Private Health Insurance
In the private insurance session, participants contrasted the lack of innovation in health insurance with dramatic improvements in other technologies over similar time frames, noting that insurance products remain largely unchanged despite decades of rising costs. Participants advocated for deregulating healthcare markets, expanding individual coverage health reimbursement arrangements (ICHRAs) to give employees more choice, enhancing healthcare savings accounts (HSAs), creating functional cash markets for healthcare services, and addressing price transparency and cross-subsidization issues. Several speakers highlighted Georgia’s approach to health insurance exchanges, which uses private-sector entities for enrollment while achieving cost savings and increased carrier competition. The session featured debates about the nature of health insurance and healthcare as services, with some arguing that unique characteristics of healthcare necessitate different approaches than pure market solutions, while others contended that most healthcare could function effectively in a properly structured market environment.
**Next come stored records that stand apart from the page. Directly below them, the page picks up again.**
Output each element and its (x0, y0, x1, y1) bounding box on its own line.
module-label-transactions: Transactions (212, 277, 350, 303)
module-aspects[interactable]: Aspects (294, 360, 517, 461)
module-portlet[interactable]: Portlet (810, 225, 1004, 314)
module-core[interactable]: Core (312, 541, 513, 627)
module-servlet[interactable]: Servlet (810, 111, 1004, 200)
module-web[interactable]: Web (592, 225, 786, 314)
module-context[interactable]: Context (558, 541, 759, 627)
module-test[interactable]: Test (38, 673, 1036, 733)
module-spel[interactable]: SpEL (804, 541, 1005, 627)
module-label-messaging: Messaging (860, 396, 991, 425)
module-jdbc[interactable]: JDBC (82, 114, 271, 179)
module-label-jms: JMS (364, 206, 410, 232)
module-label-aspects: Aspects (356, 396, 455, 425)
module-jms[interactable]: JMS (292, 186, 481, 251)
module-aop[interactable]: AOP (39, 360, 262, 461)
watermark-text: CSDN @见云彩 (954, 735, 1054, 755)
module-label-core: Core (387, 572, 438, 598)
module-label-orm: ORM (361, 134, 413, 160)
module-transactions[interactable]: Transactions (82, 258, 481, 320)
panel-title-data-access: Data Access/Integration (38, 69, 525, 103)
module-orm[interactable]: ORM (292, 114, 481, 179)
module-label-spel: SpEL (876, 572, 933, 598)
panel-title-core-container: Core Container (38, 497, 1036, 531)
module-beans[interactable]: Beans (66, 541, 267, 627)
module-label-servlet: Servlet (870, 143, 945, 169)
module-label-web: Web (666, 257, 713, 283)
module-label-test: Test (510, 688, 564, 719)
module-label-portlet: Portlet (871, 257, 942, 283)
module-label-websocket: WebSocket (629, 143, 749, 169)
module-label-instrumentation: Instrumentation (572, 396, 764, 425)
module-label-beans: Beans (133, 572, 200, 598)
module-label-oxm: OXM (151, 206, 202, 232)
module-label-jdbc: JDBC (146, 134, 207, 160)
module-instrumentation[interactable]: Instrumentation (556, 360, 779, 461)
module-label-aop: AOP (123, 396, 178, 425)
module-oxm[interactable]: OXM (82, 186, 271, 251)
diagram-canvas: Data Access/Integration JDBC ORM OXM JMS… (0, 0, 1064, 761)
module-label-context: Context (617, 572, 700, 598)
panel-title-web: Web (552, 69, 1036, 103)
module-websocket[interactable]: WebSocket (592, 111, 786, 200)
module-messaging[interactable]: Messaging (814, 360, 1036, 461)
Affordable Care Act and Health Policy Beyond 2025
The final session addressed the future of the Affordable Care Act (ACA) and health policy directions, with panelists suggesting the ACA will likely remain in place with only incremental reforms rather than be repealed. Participants noted that Republicans are focusing primarily on tax reform rather than healthcare reform for 2025, with healthcare provisions potentially included in reconciliation only if they generate savings for tax cuts. Participants discussed a vision of a robust free-market healthcare system with true price discovery and competition, while acknowledging the challenges of transitioning from the current system with its entrenched cross-subsidies and regulatory structures. Others offered a pragmatic view of the 2025 political landscape, suggesting potential policy changes like making HSAs an alternative to cost-sharing reduction subsidies.
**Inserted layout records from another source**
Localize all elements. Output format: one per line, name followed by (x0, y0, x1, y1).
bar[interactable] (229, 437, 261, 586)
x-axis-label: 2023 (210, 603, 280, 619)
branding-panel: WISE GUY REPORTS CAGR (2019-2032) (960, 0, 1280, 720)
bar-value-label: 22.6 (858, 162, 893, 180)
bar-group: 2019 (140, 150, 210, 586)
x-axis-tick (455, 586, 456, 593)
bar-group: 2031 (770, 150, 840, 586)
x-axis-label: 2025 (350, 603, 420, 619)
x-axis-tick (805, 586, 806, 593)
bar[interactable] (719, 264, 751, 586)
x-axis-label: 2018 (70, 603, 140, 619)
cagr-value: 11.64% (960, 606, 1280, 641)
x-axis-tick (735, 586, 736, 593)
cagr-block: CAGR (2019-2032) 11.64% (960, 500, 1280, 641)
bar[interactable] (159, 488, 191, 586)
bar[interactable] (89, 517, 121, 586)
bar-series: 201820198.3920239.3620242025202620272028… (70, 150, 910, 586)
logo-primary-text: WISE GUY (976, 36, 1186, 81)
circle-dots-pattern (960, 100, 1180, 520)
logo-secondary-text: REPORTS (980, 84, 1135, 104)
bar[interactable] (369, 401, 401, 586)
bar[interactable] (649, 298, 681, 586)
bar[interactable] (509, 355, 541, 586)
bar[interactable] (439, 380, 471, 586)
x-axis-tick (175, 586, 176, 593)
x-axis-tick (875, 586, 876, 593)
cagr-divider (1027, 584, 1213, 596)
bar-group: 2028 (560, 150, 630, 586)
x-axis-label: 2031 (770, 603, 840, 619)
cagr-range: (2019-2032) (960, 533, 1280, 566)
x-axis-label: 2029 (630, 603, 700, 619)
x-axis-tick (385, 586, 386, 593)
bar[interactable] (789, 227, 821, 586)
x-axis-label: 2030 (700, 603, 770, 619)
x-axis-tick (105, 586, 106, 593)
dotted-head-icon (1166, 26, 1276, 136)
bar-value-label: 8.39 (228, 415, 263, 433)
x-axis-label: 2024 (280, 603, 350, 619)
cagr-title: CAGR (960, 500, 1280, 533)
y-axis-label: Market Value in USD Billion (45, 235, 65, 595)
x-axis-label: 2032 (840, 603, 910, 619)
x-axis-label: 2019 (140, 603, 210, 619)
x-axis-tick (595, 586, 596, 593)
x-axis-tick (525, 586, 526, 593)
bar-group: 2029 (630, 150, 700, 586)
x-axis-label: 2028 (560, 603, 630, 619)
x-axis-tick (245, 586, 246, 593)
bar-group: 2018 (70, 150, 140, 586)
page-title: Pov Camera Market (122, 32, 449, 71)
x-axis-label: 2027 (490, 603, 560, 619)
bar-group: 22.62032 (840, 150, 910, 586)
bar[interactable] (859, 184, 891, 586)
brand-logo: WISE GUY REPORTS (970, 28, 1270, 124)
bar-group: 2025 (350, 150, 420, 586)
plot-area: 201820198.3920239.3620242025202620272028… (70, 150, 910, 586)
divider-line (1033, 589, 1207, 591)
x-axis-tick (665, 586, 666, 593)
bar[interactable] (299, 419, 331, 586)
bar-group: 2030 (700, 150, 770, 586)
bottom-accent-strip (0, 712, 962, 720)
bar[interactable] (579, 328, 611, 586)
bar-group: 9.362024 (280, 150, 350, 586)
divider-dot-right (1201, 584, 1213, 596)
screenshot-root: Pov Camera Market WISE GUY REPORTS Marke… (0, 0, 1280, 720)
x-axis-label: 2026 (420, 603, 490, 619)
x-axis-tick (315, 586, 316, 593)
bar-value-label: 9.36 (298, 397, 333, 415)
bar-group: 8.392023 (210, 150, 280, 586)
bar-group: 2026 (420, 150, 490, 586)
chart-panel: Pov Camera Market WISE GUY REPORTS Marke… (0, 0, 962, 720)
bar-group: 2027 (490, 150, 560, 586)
General Themes Across Both Days
Several consistent themes emerged across the two-day conference. First, participants generally agreed on the unsustainable fiscal trajectory of federal healthcare programs, but they often differed on the appropriate balance between market-based and regulatory solutions. Second, there was broad recognition that excessive administrative complexity drives significant costs in the system, with potential for technology and standardization to address these inefficiencies. Third, discussions revealed a tension between ideal policy solutions and politically feasible reforms, with acknowledgment that healthcare reform faces substantial obstacles from institutions and interest groups. Fourth, many participants advocated for approaches that provide more consumer choice and control while recognizing the limitations of consumer decision making in healthcare contexts. Finally, there was agreement that any reforms must consider implementation realities at the state level, with successful state models potentially offering pathways for broader system improvements.